Y lo interesante es que tales acontecimientos, si bien significaron la realización de acciones de debilitamiento de las prácticas institucionalizadas de la democracia, representaron también, de modo paradójico, una ampliación de ella. Porque favorecieron la manifestación de más y distintos actores sociales y con ello extendieron y profundizaron derechos ciudadanos. Según este segundo enfoque, los tres enfrentamientos amplificaron la voz del soberano, y los mandantes se expresaron en su diversidad y sin restricciones. Claro, los resultados fueron registrados como acciones desestabilizadoras de varias instituciones de la democracia. Pero el caso es que esas crisis institucionales de la democracia no tuvieron un matiz antidemocrático. Al contrario, contuvieron demandas por mayor democracia, una de ellas la de emplazar a los gobernantes a que rindan cuentas ante sus mandantes, pues es a los ciudadanos a quienes se deben y por ellos están en esas funciones.
Cada uno de esos contenciosos, en este sentido, fue un llamado a la humildad de los presidentes, a aceptar que cada ciudadano, como integrante del “pueblo-juez”, tiene derecho a declarar su desconfianza y a mirar a los mandatarios como iguales, no como parte de un “nivel jerárquico superior”. Fueron, por ello, hechos que ejemplifican lo que se conoce como la “contrademocracia”, un concepto que no significa estar contra la democracia, sino buscar un modo distinto de ejercerla, más cercano y centrado en los ciudadanos llanos, comunes, que en los gobernantes transitorios.
Las expresiones contrademocráticas no son, en modo alguno, monopolio de ninguna sociedad. Muestras de ellas fueron el movimiento de los indignados, las de ocupación de Wall Street y ciertamente, las de la primavera árabe. Las dinámicas colectivas de los estudiantes en Hong Kong se inscriben en ellas.

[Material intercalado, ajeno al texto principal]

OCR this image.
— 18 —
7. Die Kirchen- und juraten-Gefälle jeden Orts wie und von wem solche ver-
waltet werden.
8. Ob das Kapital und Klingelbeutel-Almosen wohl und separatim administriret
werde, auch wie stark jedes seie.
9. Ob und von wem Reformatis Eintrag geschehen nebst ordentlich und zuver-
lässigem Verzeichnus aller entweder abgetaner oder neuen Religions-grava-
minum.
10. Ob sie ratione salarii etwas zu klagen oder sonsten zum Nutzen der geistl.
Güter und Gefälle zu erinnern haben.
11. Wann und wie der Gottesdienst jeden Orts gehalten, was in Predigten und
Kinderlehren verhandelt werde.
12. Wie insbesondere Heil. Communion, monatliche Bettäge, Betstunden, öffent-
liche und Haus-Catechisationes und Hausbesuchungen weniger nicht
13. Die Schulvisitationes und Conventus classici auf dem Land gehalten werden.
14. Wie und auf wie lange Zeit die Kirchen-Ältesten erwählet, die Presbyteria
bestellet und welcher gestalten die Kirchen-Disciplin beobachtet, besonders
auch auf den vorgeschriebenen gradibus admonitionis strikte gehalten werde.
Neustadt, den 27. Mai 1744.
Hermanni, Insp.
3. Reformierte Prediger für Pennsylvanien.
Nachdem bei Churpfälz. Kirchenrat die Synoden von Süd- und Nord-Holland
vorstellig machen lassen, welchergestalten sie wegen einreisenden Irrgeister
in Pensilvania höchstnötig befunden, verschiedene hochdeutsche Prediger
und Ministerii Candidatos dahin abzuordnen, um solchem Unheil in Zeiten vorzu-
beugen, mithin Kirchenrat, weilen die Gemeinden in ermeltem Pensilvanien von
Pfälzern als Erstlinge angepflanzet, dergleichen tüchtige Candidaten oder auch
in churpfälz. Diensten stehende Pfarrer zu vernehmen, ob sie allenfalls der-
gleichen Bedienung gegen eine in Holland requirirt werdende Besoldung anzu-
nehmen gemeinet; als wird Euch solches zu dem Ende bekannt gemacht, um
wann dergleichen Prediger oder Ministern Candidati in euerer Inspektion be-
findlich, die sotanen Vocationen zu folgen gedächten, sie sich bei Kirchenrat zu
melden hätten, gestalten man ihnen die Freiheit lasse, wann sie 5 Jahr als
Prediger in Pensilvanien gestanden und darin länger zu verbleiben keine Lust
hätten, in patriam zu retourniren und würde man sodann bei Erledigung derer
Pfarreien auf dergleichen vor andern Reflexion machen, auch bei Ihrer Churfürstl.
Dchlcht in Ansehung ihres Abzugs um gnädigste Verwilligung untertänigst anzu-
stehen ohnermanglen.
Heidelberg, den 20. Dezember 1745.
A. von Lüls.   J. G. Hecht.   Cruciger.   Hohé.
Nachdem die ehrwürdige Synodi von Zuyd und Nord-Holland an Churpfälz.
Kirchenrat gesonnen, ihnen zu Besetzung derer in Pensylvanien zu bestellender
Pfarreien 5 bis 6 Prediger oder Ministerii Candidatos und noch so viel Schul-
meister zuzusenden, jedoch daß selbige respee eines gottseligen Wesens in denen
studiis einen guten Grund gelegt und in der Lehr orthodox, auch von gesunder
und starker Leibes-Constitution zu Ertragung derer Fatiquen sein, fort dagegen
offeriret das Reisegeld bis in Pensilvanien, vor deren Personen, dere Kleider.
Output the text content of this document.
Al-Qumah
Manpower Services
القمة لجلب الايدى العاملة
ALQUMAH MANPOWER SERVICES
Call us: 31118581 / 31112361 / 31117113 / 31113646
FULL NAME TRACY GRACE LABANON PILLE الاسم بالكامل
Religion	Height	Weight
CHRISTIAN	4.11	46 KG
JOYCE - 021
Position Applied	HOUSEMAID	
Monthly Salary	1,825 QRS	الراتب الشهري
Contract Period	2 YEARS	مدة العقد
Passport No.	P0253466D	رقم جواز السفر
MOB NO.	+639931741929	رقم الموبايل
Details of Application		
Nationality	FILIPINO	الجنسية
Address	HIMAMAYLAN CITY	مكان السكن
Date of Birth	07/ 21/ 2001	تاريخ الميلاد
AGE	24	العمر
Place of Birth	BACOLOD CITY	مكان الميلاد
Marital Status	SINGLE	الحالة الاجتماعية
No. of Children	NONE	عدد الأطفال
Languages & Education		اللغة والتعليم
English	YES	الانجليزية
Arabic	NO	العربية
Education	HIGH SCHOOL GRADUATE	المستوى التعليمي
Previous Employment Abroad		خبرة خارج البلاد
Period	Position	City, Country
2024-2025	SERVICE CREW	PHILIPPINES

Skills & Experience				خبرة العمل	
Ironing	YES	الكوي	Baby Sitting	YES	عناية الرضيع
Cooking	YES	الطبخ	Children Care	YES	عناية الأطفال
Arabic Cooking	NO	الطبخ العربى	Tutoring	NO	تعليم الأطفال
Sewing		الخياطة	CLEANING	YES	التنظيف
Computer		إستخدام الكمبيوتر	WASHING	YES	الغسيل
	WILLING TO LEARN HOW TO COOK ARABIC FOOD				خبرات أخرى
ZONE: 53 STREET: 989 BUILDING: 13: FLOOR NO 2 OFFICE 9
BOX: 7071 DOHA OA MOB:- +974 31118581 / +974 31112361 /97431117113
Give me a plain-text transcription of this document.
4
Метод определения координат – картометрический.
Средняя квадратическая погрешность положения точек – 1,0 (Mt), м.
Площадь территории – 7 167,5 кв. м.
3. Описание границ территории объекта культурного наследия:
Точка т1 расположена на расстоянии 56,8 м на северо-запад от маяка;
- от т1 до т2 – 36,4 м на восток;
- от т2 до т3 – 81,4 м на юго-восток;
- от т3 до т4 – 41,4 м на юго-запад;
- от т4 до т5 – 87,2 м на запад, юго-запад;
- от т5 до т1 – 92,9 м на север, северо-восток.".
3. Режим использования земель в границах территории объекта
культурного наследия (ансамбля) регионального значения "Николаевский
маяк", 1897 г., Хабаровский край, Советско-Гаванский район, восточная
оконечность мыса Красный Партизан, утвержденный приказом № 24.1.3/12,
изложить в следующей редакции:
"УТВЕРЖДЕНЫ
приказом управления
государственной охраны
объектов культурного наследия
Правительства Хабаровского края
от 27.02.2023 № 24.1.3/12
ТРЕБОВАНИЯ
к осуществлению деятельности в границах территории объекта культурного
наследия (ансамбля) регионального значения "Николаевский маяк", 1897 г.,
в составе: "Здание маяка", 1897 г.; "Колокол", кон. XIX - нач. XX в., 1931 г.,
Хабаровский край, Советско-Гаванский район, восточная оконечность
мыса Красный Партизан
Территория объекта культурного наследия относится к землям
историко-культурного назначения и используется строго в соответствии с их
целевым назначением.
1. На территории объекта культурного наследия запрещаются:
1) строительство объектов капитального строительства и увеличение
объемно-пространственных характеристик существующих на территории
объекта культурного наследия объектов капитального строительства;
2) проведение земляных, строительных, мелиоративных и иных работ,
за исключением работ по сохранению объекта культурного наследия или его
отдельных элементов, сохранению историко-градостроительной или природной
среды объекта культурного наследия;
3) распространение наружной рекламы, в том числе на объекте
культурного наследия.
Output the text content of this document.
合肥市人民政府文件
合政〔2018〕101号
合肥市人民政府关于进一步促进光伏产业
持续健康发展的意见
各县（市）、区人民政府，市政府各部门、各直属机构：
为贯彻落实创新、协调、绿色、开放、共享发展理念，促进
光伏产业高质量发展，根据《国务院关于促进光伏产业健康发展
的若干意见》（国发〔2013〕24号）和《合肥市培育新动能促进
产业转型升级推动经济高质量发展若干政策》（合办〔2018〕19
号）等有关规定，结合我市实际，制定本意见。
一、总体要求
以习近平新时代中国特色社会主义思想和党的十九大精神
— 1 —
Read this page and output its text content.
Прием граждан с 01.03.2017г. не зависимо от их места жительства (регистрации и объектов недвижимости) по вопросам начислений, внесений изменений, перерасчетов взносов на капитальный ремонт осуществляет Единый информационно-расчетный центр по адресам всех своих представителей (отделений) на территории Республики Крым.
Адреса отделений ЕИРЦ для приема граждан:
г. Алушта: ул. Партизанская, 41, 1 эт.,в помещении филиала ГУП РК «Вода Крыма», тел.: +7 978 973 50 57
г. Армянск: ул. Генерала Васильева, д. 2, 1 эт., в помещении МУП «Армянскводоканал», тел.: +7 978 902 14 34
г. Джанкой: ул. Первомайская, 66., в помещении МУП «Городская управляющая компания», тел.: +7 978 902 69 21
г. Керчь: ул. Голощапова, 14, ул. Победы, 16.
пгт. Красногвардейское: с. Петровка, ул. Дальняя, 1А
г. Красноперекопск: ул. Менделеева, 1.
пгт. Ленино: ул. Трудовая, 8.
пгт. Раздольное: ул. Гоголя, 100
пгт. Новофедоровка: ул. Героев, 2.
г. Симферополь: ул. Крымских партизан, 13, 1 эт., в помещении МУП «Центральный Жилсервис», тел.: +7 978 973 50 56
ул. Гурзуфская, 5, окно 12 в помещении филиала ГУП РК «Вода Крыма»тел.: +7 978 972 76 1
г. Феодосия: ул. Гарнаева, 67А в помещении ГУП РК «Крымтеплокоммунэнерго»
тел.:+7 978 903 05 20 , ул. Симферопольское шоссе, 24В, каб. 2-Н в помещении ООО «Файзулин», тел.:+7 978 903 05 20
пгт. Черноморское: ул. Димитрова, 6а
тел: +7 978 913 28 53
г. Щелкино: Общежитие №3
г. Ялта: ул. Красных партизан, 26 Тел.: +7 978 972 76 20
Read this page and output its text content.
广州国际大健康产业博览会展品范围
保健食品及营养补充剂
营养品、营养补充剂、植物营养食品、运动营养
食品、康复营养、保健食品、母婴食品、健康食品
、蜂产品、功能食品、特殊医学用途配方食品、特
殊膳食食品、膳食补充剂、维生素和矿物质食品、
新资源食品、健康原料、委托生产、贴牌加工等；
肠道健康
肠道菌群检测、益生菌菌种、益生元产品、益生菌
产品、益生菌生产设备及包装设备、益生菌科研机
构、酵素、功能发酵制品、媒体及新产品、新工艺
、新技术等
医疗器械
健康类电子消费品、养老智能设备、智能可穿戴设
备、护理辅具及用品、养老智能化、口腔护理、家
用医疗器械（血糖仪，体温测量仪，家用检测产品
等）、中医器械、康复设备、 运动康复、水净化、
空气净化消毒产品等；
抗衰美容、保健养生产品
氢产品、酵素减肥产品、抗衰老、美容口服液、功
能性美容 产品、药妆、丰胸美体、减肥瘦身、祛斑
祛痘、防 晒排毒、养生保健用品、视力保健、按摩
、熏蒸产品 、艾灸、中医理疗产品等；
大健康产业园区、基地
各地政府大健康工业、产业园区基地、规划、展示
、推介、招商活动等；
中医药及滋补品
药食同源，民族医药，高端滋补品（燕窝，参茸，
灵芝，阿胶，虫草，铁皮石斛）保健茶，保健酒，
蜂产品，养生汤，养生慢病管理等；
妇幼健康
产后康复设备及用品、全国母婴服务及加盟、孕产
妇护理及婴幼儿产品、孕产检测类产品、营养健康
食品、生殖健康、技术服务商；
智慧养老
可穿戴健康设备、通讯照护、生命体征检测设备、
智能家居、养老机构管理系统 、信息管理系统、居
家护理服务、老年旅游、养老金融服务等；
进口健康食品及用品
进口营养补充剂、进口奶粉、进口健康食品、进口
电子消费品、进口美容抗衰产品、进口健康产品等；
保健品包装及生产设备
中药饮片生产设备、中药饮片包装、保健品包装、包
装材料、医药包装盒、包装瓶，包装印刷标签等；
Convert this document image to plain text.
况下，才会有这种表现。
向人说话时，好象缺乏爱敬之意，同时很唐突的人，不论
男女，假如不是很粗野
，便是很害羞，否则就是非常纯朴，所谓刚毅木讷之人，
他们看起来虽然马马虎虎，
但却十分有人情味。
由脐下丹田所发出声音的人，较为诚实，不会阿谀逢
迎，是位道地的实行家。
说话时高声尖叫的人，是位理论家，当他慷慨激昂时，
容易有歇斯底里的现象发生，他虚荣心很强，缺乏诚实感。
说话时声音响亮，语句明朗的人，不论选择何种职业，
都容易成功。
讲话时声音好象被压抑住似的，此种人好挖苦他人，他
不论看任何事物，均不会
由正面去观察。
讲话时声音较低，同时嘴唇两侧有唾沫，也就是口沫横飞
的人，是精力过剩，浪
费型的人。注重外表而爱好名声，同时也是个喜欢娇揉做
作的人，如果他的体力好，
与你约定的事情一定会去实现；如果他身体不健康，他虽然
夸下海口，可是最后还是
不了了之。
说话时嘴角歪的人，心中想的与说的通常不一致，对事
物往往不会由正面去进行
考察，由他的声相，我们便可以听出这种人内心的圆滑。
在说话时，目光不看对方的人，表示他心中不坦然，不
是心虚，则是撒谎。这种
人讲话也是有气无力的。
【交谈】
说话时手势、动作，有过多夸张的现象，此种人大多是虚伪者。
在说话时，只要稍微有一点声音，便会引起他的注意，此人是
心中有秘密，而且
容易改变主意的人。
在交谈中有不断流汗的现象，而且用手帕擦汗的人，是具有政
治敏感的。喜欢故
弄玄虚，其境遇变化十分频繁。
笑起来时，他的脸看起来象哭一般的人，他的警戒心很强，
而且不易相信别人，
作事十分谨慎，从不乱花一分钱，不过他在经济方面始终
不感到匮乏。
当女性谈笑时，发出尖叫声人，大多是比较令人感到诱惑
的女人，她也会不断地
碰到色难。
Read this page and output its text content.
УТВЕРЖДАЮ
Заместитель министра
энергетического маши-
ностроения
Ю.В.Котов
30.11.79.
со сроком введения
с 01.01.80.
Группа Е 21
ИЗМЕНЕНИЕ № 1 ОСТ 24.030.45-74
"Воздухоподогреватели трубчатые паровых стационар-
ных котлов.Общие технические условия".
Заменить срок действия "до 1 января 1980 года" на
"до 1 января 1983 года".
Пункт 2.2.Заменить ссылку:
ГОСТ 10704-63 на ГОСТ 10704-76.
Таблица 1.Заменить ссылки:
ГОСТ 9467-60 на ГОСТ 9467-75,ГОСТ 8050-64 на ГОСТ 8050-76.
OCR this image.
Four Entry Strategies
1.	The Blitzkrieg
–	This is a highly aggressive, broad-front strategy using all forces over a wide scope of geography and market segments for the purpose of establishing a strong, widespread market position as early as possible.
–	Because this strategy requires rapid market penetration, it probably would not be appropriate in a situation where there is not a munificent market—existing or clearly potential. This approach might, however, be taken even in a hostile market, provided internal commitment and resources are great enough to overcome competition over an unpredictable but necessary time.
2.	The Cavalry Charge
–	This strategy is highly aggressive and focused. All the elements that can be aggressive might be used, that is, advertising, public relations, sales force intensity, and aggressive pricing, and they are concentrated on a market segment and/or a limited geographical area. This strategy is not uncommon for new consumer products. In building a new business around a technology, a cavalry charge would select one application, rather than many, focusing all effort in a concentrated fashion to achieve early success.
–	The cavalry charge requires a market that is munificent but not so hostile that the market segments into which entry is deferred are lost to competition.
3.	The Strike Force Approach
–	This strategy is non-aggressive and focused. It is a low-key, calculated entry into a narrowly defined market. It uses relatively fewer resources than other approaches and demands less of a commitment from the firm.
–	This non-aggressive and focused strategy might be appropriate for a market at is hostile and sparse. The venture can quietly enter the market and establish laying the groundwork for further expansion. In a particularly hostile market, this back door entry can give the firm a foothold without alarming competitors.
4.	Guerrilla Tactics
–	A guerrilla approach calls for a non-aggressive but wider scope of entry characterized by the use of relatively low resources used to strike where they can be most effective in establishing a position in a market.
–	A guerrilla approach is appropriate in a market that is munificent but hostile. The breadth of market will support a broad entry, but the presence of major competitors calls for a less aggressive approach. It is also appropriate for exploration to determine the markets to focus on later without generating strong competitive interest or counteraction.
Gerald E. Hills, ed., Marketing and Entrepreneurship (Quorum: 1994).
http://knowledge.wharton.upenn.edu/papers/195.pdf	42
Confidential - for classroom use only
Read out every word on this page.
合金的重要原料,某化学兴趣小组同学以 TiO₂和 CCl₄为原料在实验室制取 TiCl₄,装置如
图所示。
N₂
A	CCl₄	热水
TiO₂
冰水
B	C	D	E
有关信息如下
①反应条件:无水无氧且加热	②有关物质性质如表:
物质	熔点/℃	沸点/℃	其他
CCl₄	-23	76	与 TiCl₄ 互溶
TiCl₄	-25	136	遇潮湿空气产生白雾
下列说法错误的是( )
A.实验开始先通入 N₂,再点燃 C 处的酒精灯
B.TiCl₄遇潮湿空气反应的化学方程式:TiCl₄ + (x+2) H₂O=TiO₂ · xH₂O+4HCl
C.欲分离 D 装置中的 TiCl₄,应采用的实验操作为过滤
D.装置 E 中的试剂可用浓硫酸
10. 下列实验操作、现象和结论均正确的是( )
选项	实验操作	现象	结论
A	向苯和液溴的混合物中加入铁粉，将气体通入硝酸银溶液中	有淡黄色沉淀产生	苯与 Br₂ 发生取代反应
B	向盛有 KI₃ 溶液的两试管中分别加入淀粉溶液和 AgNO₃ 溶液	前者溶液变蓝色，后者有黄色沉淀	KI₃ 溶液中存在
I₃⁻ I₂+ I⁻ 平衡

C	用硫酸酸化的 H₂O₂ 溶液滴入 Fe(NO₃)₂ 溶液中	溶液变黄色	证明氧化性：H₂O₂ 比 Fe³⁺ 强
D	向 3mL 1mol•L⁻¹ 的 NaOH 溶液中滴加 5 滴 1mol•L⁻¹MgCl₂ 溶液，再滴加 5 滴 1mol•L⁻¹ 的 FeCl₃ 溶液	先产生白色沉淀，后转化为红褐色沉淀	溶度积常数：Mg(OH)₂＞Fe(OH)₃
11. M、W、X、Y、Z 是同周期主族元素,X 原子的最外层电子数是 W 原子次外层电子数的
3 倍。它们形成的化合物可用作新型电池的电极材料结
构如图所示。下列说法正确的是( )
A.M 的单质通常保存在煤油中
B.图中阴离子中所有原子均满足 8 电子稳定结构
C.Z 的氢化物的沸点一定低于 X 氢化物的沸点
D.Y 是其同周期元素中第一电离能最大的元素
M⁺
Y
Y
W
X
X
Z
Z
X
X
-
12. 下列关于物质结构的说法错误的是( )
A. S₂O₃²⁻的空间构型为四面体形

Si bien su relevancia radica en su diversidad, su debilidad se traduce en su espontaneidad y en su débil o nula organización inicial. Muchos de quienes participan en acciones colectivas de este tipo, luego de protagonizar las protestas regresan a sus ocupaciones habituales. Su aparición es episódica.
Los hechos mencionados podrían significar que el desafío es lograr un equilibrio entre una presencia ciudadana activa y cierta institucionalización de esta práctica. Pero no al estilo de la supuesta quinta función, sino mediante un diseño institucional que, según los casos, sería hasta vinculante. Indudablemente complejo, pero no imposible.
Hasta cuando aquella arquitectura se desarrolle y consolide, las expresiones de la contrademocracia tendrán que ser las tradicionales: el paro, la huelga, la protesta, la resistencia. Acciones como las del 17-S y la convocada para el 19 de noviembre.
Es de esperar, entonces, que quienes ensalzaron los mecanismos de democracia directa incorporados en la Constitución habilitada por votación ciudadana en 2008 no se dediquen a socavarla, obstruirla o castigar a quienes se pronuncien a favor de tal movilización. Porque la marcha prevista para el 19-N, como una conmemoración del 15 de Noviembre, será una afirmación del derecho ciudadano a controlar a los titulares del gobierno, y un nuevo ejercicio de su condición de pueblo juez.